Pratt & Whitney niobium alloy development failure
Appears in 2 lectures.
Appearances across the corpus
$18M of United Technologies internal R&D spent on oxidation-resistant niobium alloys at the urging of an 85-year-old Pratt & Whitney engine designer on the NRC committee. Predictable failure given niobium-oxygen reactivity.
I was all ready to say, look, we've really exhausted the limit of our materials technology to go to higher temperatures, and we're going to have to improve things by design, as opposed to pushing the limits. I'm thinking of this graph. But he's speaking before me, and he says, "We've really pushed the limits of design and we now need better materials. And I got United Technologies' Board of Directors to spend $18 million of their own internal money developing new oxidation-resistant niobium alloys." So I had to change what I was going to say so I didn't completely contradict him, but also say, well, we really have a challenge in materials to go much further, because we do.

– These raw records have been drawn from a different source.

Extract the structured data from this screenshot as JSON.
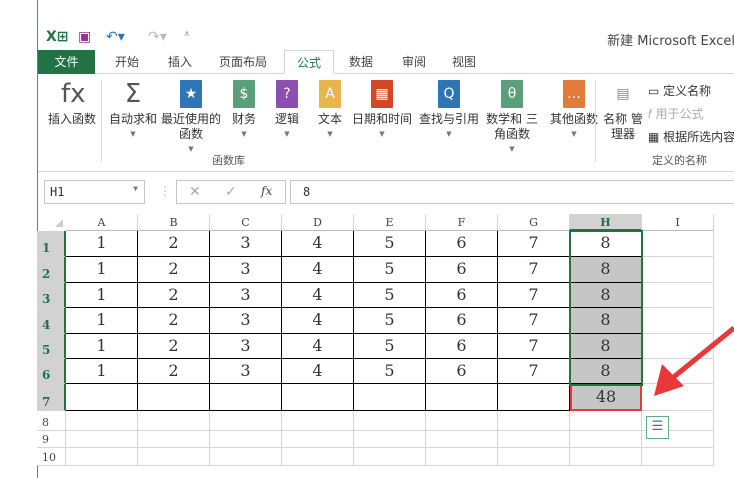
{
  "title": "新建 Microsoft Excel",
  "tabs": [
    {
      "label": "文件"
    },
    {
      "label": "开始"
    },
    {
      "label": "插入"
    },
    {
      "label": "页面布局"
    },
    {
      "label": "公式",
      "active": true
    },
    {
      "label": "数据"
    },
    {
      "label": "审阅"
    },
    {
      "label": "视图"
    }
  ],
  "ribbon": {
    "buttons": [
      {
        "label": "插入函数",
        "icon": "fx",
        "color": "#555"
      },
      {
        "label": "自动求和",
        "icon": "Σ",
        "color": "#555"
      },
      {
        "label": "最近使用的 函数",
        "icon": "★",
        "color": "#2e75b6"
      },
      {
        "label": "财务",
        "icon": "$",
        "color": "#5a9e7a"
      },
      {
        "label": "逻辑",
        "icon": "?",
        "color": "#8c4fb0"
      },
      {
        "label": "文本",
        "icon": "A",
        "color": "#e8b54a"
      },
      {
        "label": "日期和时间",
        "icon": "▦",
        "color": "#d24726"
      },
      {
        "label": "查找与引用",
        "icon": "Q",
        "color": "#2e75b6"
      },
      {
        "label": "数学和 三角函数",
        "icon": "θ",
        "color": "#5a9e7a"
      },
      {
        "label": "其他函数",
        "icon": "…",
        "color": "#e07b39"
      },
      {
        "label": "名称 管理器",
        "icon": "▤",
        "color": "#888"
      }
    ],
    "define_name": "定义名称",
    "use_in_formula": "用于公式",
    "create_from_selection": "根据所选内容",
    "group_function_library": "函数库",
    "group_defined_names": "定义的名称"
  },
  "formula_bar": {
    "name_box": "H1",
    "value": "8",
    "fx": "fx"
  },
  "columns": [
    "A",
    "B",
    "C",
    "D",
    "E",
    "F",
    "G",
    "H",
    "I"
  ],
  "rows": [
    [
      "1",
      "2",
      "3",
      "4",
      "5",
      "6",
      "7",
      "8"
    ],
    [
      "1",
      "2",
      "3",
      "4",
      "5",
      "6",
      "7",
      "8"
    ],
    [
      "1",
      "2",
      "3",
      "4",
      "5",
      "6",
      "7",
      "8"
    ],
    [
      "1",
      "2",
      "3",
      "4",
      "5",
      "6",
      "7",
      "8"
    ],
    [
      "1",
      "2",
      "3",
      "4",
      "5",
      "6",
      "7",
      "8"
    ],
    [
      "1",
      "2",
      "3",
      "4",
      "5",
      "6",
      "7",
      "8"
    ],
    [
      "",
      "",
      "",
      "",
      "",
      "",
      "",
      "48"
    ]
  ],
  "row_numbers": [
    "1",
    "2",
    "3",
    "4",
    "5",
    "6",
    "7",
    "8",
    "9",
    "10"
  ],
  "colors": {
    "accent": "#217346",
    "arrow": "#e8393a"
  }
}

NRC committee anecdote (c. 2004). P&W engine designer convinced his board to spend $18M of corporate profit on oxidation-resistant niobium. Tom, having done his doctoral thesis on niobium-aluminum, knew it was a fool's errand. Result: nothing. Used to illustrate that engine designers and materials engineers should talk.

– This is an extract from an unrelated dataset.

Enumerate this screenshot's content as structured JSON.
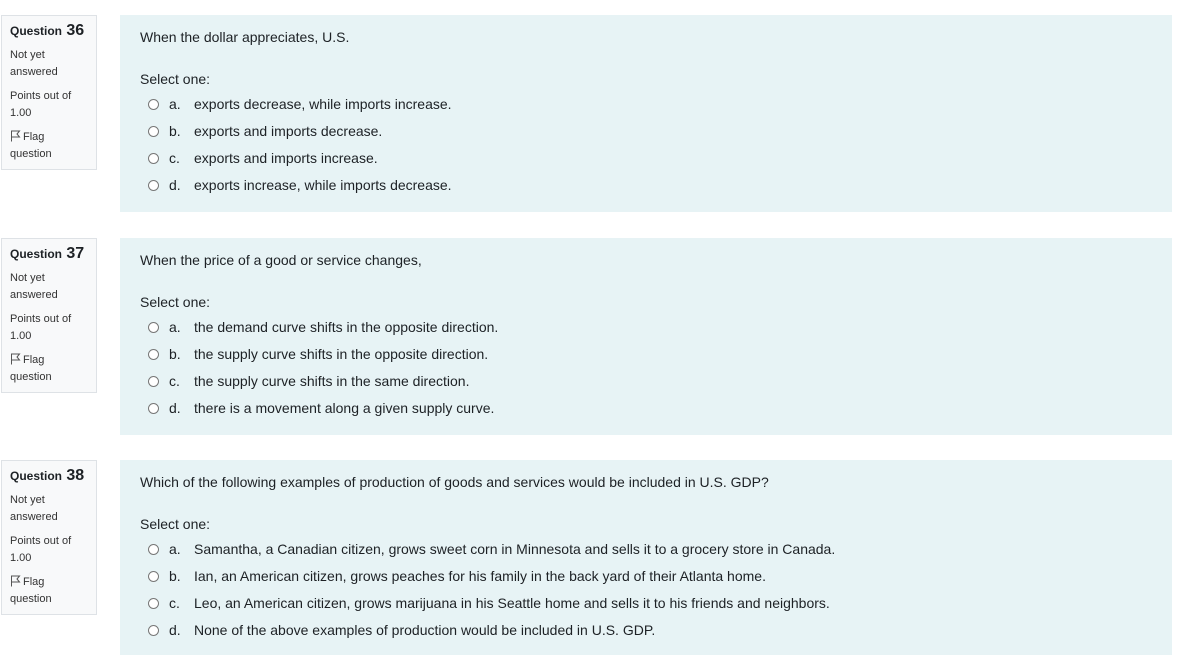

I served on a committee of the National Research Council about twelve years ago, and we were supposed to be telling the Air Force how to spend the three hundred million dollars they have each year for improved jet engines. There were two of us who were materials people, and we had people on there from Pratt & Whitney and General Electric — these were the people who had headed up the design of the last major engine for those companies. The first day, forty of us in this room, and they said let's go around, everybody introduce yourself and tell us what you think this committee ought to be doing. I was going to explain that we've really reached the limit of our materials, we really can't get higher-temperature materials, because everything else oxidizes above 2200 degrees Fahrenheit. The guy sitting next to me happened to be the guy from Pratt & Whitney who had designed one or two of their major engines. He spoke first, and he said, we've really gone as far as we can in our design, and we really need better materials. I was going to say the exact opposite, which I did say and explain. He had convinced the board of directors of Pratt & Whitney to spend 18 million dollars of their own profit — niobium melts at very high temperatures, but it oxidizes very easily. He wanted to come up with an oxidation-resistant niobium. I did my doctoral thesis on niobium-aluminum, and I knew that was a fool's errand. He was the engine designer and he knew he needed higher-temperature engine materials, so he convinced them to spend 18 million dollars of their own profits — this wasn't government money — on developing a better engine material. I knew it was a fool's errand. And he admitted, we spent 18 million dollars and we got nothing. I could have predicted that. He maybe should have talked to a materials engineer at Pratt & Whitney before he had gone off and done that.